Cuento de Jill.
Érase una vez un agujerito en el campo, cerca de un grupo de casas. Allí decidió resguardarse una mamá ratita, a punto de dar a luz a todos sus pequeñitos. Y empezaron a salir: uno, otro, otro, otra, una…. así hasta un montón de ojitos brillantitos y bigotitos risueños. La madre había elegido un lugar muy bien pensado, pues al tener el campo cerca podían gozar de libertad, sol y aventuras y al tener las casas de los humanos cerca, podían aprovechar muchas de las cosas que éstos tiraban a la basura.
Los bebitos empezaron a crecer y poco a poco empezaron a salir, a corretear por la pradera cercana, a curiosear qué había un poco más allá y cada vez se alejaban más y más. La madre un día les avisó:
– Hijos, es normal que tengáis ganas de explorar el mundo, pero es importante que tengáis cuidado con alguno peligros, en especial, no os acerquéis mucho a esas casas. Yo sé que es una gran tentación porque hay comida, calorcito, pero nunca os metáis el ellas.
Una de las ratitas, que era muy intrépida y valiente, pensó: “Pues no entiendo por qué no podemos ir, qué peligro puede haber, nadie se resistirá al encanto de estos bigotitos moviéndose al saludar”. Y corrió a investigar una de esas casas.
Sus hermanos que la vieron alejarse de pronto gritaron: “No, Jill, ¿dónde vas? ¿No has oído a mamá?”.
Pero Jill ya no escuchaba nada ni a nadie y corrió y corrió con todas sus fuerzas. Cuando entró en la casa, el corazón le latía a toda velocidad, estaba excitada de la carrera y emocionada de pensar en todo lo que descubriría. Olió rica comida, vio camas calentitas en las que tumbarse a dormir… era todo tan divertido y tan bonito. Hasta que, de pronto, escuchó: “Qué asco, una rata, fuera de aquí”. Intentó hacer su truco de mover el hociquito, pero no funcionó y empezaron a perseguirla por toda la casa, dándole golpes con una escoba. Ella corrió y corrió, algún golpe le rozó, pero muchos los esquivaba, hasta que al final, ya casi llegando a la puerta… zas! Un golpe seco, bien fuerte le alcanzó en toda la espalda. Le dolió tanto que no pudo moverse. Dijeron: “Bien, ya está, ésta no nos molestará más” y cogiéndola del rabo la lanzaron al suelo.

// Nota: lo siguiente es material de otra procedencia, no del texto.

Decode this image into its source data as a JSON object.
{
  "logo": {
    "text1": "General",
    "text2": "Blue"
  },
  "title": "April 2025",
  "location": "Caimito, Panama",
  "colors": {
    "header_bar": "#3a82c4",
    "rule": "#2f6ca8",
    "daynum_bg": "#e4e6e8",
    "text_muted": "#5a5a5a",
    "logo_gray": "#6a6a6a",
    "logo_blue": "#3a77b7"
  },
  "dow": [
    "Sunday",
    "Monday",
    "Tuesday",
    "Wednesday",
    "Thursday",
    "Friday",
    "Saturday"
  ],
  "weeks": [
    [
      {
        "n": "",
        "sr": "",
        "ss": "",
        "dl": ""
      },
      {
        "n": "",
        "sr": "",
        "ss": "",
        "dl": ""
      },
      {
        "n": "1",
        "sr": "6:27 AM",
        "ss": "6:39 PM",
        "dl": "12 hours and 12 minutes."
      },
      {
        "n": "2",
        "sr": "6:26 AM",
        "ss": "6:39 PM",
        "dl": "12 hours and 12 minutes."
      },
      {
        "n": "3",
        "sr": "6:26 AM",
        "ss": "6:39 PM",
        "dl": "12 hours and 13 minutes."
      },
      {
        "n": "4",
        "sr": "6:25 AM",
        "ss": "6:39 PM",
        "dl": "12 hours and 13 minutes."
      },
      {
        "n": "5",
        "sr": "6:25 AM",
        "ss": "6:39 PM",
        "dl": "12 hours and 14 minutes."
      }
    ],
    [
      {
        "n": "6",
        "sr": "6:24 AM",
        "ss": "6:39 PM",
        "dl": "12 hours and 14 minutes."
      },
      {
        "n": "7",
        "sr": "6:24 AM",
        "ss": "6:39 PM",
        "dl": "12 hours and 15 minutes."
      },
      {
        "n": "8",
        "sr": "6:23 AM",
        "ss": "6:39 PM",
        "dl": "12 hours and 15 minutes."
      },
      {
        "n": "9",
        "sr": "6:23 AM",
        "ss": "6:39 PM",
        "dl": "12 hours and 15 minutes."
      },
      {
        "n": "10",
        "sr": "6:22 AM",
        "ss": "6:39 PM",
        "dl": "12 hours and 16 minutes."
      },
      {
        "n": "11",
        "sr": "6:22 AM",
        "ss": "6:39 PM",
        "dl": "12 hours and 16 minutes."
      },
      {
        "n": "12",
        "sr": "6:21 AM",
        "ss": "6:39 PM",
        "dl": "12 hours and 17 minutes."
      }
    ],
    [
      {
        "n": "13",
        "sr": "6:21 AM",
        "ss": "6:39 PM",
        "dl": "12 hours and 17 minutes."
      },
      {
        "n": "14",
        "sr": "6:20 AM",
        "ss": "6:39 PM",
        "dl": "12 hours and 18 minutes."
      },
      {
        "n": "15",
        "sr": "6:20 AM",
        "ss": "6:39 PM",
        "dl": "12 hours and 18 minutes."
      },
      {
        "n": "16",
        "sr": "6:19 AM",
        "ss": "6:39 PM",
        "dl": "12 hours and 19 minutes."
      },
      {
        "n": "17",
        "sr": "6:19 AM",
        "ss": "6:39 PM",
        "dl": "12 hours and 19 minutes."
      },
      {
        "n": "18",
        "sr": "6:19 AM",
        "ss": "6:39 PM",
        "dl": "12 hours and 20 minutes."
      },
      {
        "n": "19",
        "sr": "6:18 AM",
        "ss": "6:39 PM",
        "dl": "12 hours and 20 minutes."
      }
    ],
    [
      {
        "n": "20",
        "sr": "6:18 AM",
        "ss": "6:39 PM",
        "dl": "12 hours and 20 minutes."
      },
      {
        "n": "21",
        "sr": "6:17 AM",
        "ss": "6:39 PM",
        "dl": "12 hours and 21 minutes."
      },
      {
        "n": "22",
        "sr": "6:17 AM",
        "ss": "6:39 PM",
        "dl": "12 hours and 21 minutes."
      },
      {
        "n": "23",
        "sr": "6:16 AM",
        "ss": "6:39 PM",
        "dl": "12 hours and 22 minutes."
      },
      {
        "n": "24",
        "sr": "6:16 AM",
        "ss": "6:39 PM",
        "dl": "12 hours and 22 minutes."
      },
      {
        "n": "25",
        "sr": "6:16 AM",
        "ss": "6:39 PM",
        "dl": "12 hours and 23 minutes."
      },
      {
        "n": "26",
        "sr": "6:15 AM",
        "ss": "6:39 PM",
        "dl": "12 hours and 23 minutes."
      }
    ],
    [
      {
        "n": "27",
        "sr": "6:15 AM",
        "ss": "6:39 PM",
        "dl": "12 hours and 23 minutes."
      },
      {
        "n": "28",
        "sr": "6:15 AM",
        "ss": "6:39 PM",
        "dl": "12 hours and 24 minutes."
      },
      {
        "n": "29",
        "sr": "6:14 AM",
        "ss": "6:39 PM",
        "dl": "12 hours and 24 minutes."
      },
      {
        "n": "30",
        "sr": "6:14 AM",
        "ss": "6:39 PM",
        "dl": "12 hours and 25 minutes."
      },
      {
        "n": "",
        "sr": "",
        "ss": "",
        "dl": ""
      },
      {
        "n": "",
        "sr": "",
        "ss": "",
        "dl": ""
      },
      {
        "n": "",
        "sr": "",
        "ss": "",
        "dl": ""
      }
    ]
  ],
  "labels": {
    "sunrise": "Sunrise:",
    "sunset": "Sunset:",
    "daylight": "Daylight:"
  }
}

Jill estaba muy aturdida, le dolía todo y casi no podía moverse ni respirar. Estaba asustada, así que decidió moverse para llegar cerca de su familia, pero estaba desorientada y no sabía ni hacia dónde iba; casi no podía mover sus patitas, y se arrastró hasta caer exhausta en un rincón.
– “Anda, una ratita. Pero pequeña, ven aquí, ¿qué te ha pasado?”
Una voz dulce y cariñosa, unas manos delicadas y amorosas, le hablaban y sostenían. Al principio, Jill se asustó un poco, pero enseguida se dio cuenta de que había tenido mucha suerte. La curaron, la cuidaron y la dejaron calentita en una habitación donde dormía también un enorme animal con cuernos en la cabeza.
– “Bienvenida, soy Felix. Yo tampoco puedo caminar, pero aquí nos cuidan, nos miman y nos dan la fortaleza para seguir adelante. Puedes dormir tranquila esta noche y todas las demás del resto de tu vida”.
Y otra compañera más, se unió a la gran familia del hogar donde viven felices los animales.